I like, & try to:brickwall:, separate entertainers/performers from their own individual or any politics.

Thanks for the link to Lt. Barclay's article QuasarVM.

Interesting perspective/account.

Intriguing, regardless of an aficionado's political mentality.

:vulcan::klingon::rommie::borg:

Ainnothang, Aque!

I agree with you! Let's keep politics out of entertainment!

:techman::techman::techman:
 
I don't think Schultz was saying it's impossible to succeed though. He was just talking (mostly) about the bias. I agree there's plenty of conservatives who do not feel compelled to talk about the bias. I'm not sure why Schultz chose to...but it's within his right to do so.

Oh, he has the right to do so, sure, just as Tom Cruise has the right to try and sells us on Scientology.

I honestly think that this whole "Hollywood = left wing actors" is only perpetrated by a handful. I've no idea how business is run there, but as far as actors go, it feels like one Alec Baldwin is worth ten other liberal actors, people who swing left but, like many of their conservative creative counterparts, don't try to make politics their defining work issue. It's always the vocal minority that creates the illusion of a powerful majority.

I'm willing to bet that most of the time we see a traditionally labelled leftist actor campaign for something in a magazine (say, US Weekly or Entertainment Weekly), the campaigns themselves tend to be apolitical in the first place. I'd posit that you're much more likely to see coverage of celebrities at events for Breast Cancer or AIDS Awareness as opposed to, say, gun control or opposition to Iraq.

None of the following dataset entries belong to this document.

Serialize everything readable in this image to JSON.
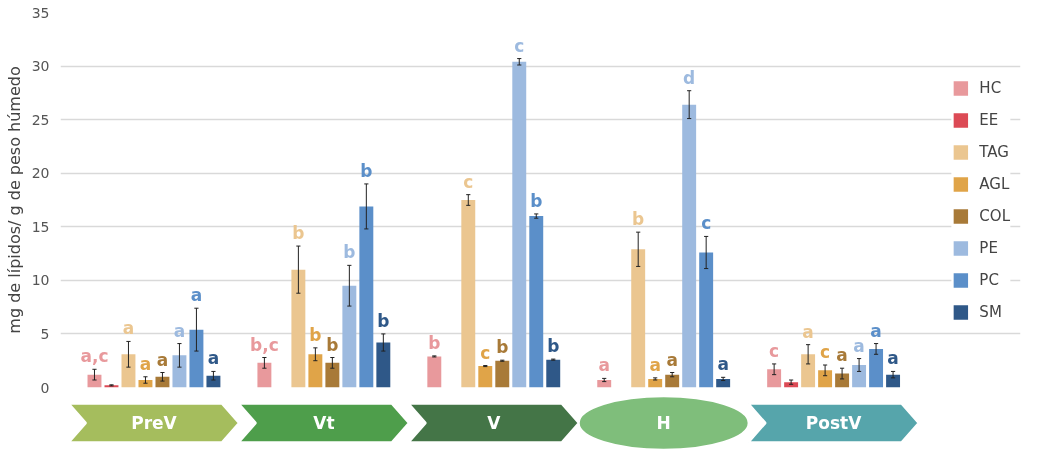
{
  "chart_data": {
    "type": "bar",
    "ylabel": "mg de lípidos/ g de peso húmedo",
    "categories": [
      "PreV",
      "Vt",
      "V",
      "H",
      "PostV"
    ],
    "ylim": [
      0,
      35
    ],
    "yticks": [
      0,
      5,
      10,
      15,
      20,
      25,
      30,
      35
    ],
    "grid": "y",
    "legend": "right",
    "series": [
      {
        "name": "HC",
        "color": "#e8999c",
        "values": [
          1.2,
          2.3,
          2.9,
          0.7,
          1.7
        ],
        "errors": [
          0.5,
          0.5,
          0.05,
          0.15,
          0.5
        ],
        "value_labels": [
          "a,c",
          "b,c",
          "b",
          "a",
          "c"
        ]
      },
      {
        "name": "EE",
        "color": "#dc4a55",
        "values": [
          0.2,
          null,
          null,
          null,
          0.5
        ],
        "errors": [
          0.05,
          null,
          null,
          null,
          0.2
        ],
        "value_labels": [
          null,
          null,
          null,
          null,
          null
        ]
      },
      {
        "name": "TAG",
        "color": "#ebc690",
        "values": [
          3.1,
          11.0,
          17.5,
          12.9,
          3.1
        ],
        "errors": [
          1.2,
          2.2,
          0.5,
          1.6,
          0.9
        ],
        "value_labels": [
          "a",
          "b",
          "c",
          "b",
          "a"
        ]
      },
      {
        "name": "AGL",
        "color": "#e0a448",
        "values": [
          0.7,
          3.1,
          2.0,
          0.8,
          1.6
        ],
        "errors": [
          0.3,
          0.6,
          0.05,
          0.1,
          0.5
        ],
        "value_labels": [
          "a",
          "b",
          "c",
          "a",
          "c"
        ]
      },
      {
        "name": "COL",
        "color": "#a87a38",
        "values": [
          1.0,
          2.3,
          2.5,
          1.2,
          1.3
        ],
        "errors": [
          0.4,
          0.5,
          0.05,
          0.2,
          0.5
        ],
        "value_labels": [
          "a",
          "b",
          "b",
          "a",
          "a"
        ]
      },
      {
        "name": "PE",
        "color": "#9dbadf",
        "values": [
          3.0,
          9.5,
          30.4,
          26.4,
          2.1
        ],
        "errors": [
          1.1,
          1.9,
          0.3,
          1.3,
          0.6
        ],
        "value_labels": [
          "a",
          "b",
          "c",
          "d",
          "a"
        ]
      },
      {
        "name": "PC",
        "color": "#5b8fc9",
        "values": [
          5.4,
          16.9,
          16.0,
          12.6,
          3.6
        ],
        "errors": [
          2.0,
          2.1,
          0.2,
          1.5,
          0.5
        ],
        "value_labels": [
          "a",
          "b",
          "b",
          "c",
          "a"
        ]
      },
      {
        "name": "SM",
        "color": "#2f5888",
        "values": [
          1.1,
          4.2,
          2.6,
          0.8,
          1.2
        ],
        "errors": [
          0.4,
          0.8,
          0.05,
          0.15,
          0.3
        ],
        "value_labels": [
          "a",
          "b",
          "b",
          "a",
          "a"
        ]
      }
    ]
  }
}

To be quite brually honest...I wish they'd all shut up and just act.

I don't really need to know about their politics as I don't go to actors (or musicians either) for their political acumen or guidance.
Yet you applaud any "right wing" actor who speaks up?

And why exactly should they "shut up". Would you tell a plumber or doctor to shut up? If not, why are entertainers a special class with limited rights?